Modellers are death to my brain.
I'm the sort of person who wants to know that every single control and option available to me is in the exact right spot. I'm the sort of sad, obsessive dweeb who wants to know what it sounds like with the Mids on 6 vs Mids on 7.
There's something wrong with my brain. I'm aware of that but I'm also embracing it.
So yeah, letting me set the bias, tubes, saturation options and all of that is absolute death to me. I will spend a day figuring out exactly how 1 knob impacts a particular amp, then the next day work on the next one, then the day after that, figure out how those two controls interact..........
...
It was bad.
HOWEVER:
IMHO, I don't think the "issues" in regards to sound quality relates to amp modelling anymore.
I think the deficencies come from IRs.
Whenever I've had to work with IRs, I'll admit that the sound is great, but getting an IR guitar sound to sit perfectly in a mix always required double the work of what a straight up 57-on-a-cab recording does. I would hesitantly accept that you can achieve the same end result using IRs, but the mix engineer will have to work twice as hard to get it to happen.
If you put a blindfold on me, I absolutely admit that I would be fooled by an IR more times than I'd like to admit.

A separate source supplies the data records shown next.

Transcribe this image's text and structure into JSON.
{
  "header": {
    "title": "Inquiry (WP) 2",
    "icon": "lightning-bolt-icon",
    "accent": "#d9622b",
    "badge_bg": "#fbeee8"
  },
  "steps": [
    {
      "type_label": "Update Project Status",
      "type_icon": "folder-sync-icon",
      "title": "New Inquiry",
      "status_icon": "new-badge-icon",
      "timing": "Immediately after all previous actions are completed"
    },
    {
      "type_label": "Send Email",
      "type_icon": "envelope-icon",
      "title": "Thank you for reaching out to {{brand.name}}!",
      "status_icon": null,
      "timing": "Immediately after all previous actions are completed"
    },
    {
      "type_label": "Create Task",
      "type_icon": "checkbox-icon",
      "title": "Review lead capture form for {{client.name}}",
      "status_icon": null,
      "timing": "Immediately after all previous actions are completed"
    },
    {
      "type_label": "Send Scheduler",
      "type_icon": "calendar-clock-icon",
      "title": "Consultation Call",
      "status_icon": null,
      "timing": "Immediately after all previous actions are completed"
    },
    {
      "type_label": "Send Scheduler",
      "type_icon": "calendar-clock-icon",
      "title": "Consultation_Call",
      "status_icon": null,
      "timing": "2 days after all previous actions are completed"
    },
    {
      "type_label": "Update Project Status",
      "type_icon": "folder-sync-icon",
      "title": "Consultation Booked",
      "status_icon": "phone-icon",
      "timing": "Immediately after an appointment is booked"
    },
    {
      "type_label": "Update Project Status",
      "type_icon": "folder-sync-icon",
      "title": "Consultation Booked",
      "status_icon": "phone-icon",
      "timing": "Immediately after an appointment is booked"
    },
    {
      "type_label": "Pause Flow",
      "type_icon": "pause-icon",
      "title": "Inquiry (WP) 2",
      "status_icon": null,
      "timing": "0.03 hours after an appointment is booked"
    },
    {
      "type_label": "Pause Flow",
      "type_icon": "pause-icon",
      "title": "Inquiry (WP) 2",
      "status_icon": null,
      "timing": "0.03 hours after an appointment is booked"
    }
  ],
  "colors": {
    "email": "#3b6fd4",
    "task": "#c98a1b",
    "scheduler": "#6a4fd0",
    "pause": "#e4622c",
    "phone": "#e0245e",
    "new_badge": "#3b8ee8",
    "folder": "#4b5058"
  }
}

But I also bet that the engineer had to do much more careful automation, EQing and possibly even compression in order for it to do the thing it's pretending to be.
So is there a worthwhile difference in amp modelling between the AFX 2, AFX3, Neural DSP or any of the others?
Probably not.
Can you get them to sound amazing with an IR instead of a real cab?
Hell yeah!
Can you get them to sit right in a mix?
Yes-ish, albeit with a lot more of a headache.